The old woman made her face look even more sour, turned around, waved her hand in dismissal. “No idea, ’cept they had a couple bags with ’em. Usually means they’re off to New Hampshire, to his brother’s in Derby. Only place they ever go.” She stopped and turned around, making a sudden fist and shaking it at the house. Her face became very red. “Used t’ take in their paper when they went away, but they’re ingrates! Not even a thank-you! Young and selfish.”
Her face lost its color, and she turned and walked slowly back to her house. “Well, they’ll get what they deserve when they don’t dish out any candy to the little monsters tomorrow and the house gets egged.”
Th
ere were three Larsons in Derby, New Hampshire, and the second was the right one. After some negotiation with Chuck, Janet’s wife, Janet finally got on the phone.
“Make it quick, Detective. Baby Charlie needs a change.”
“Why did you leave so quickly?”
There was a long silence on the other end of the phone. “Let’s just say I was asked to.”
“By whom?”
“He said he knows you. He also said he’d kill Chuck and Baby Charlie if we didn’t go.”
“Did you—”
“I don’t have time for this, Detective. I’m too busy being scared to death. As you’ve seen, I put on a good bluff, but underneath I’m just a grade-A chickenshit like most people. I believed what I was told.”
“When—”
“I stayed at my sister’s house again last night, Detective. Most of the night there was nothing to look at in the corner of her bedroom but that ugly wallpaper. And then there was something else. And, well, here I am.”
“What if your sister needs you?”
“She’s on her own, now. All she did was coo and sing, anyway, when this thing appeared. He seemed pretty fond of her, too. Me, I don’t like ghost stories, much less the real thing.”

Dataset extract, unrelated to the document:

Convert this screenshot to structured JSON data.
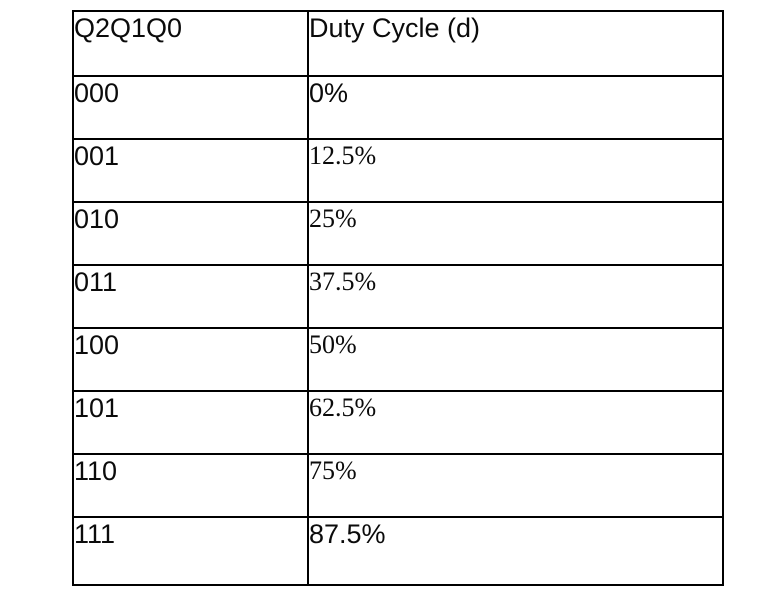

Grant started to ask another question, but the line went dead.
NINETEEN
Riley Gates’ farm was, now, one of the saddest places on Earth. In its prime, when Gates, a former police detective and Grant’s mentor, had been alive, it was a place Grant always looked forward to visiting. When they had both been married, and before Rose became sick, there had been many parties at Riley’s place, and even after Riley divorced and Rose died, Grant had still considered Riley Gates’ one of the finest men he had ever known.
But now . . .
Driving past the long-closed farm stand on the main road, with its faded sign RILEY’S PICK YOUR OWN PUMPKINS, and then through the broken front gate over the rutted road and up to the blackened, gutted, burned house, Grant felt nothing but hollow. He parked near the barn, its paint peeling, one door off its hinges and the other ajar. He got out of his car and walked toward the rutted field that, in earlier years, would have been filled today with families picking their last minute Halloween pumpkins. This year only a few misshapen rogue fruits had grown, pale-colored, wilting and untended. There was a cool breeze in the late day kicking up dust devils in the fallow plot. The sky was growing blue-purple, and the sun in the west, directly across the field, looked shimmering orange, like a pumpkin hiding behind a veil.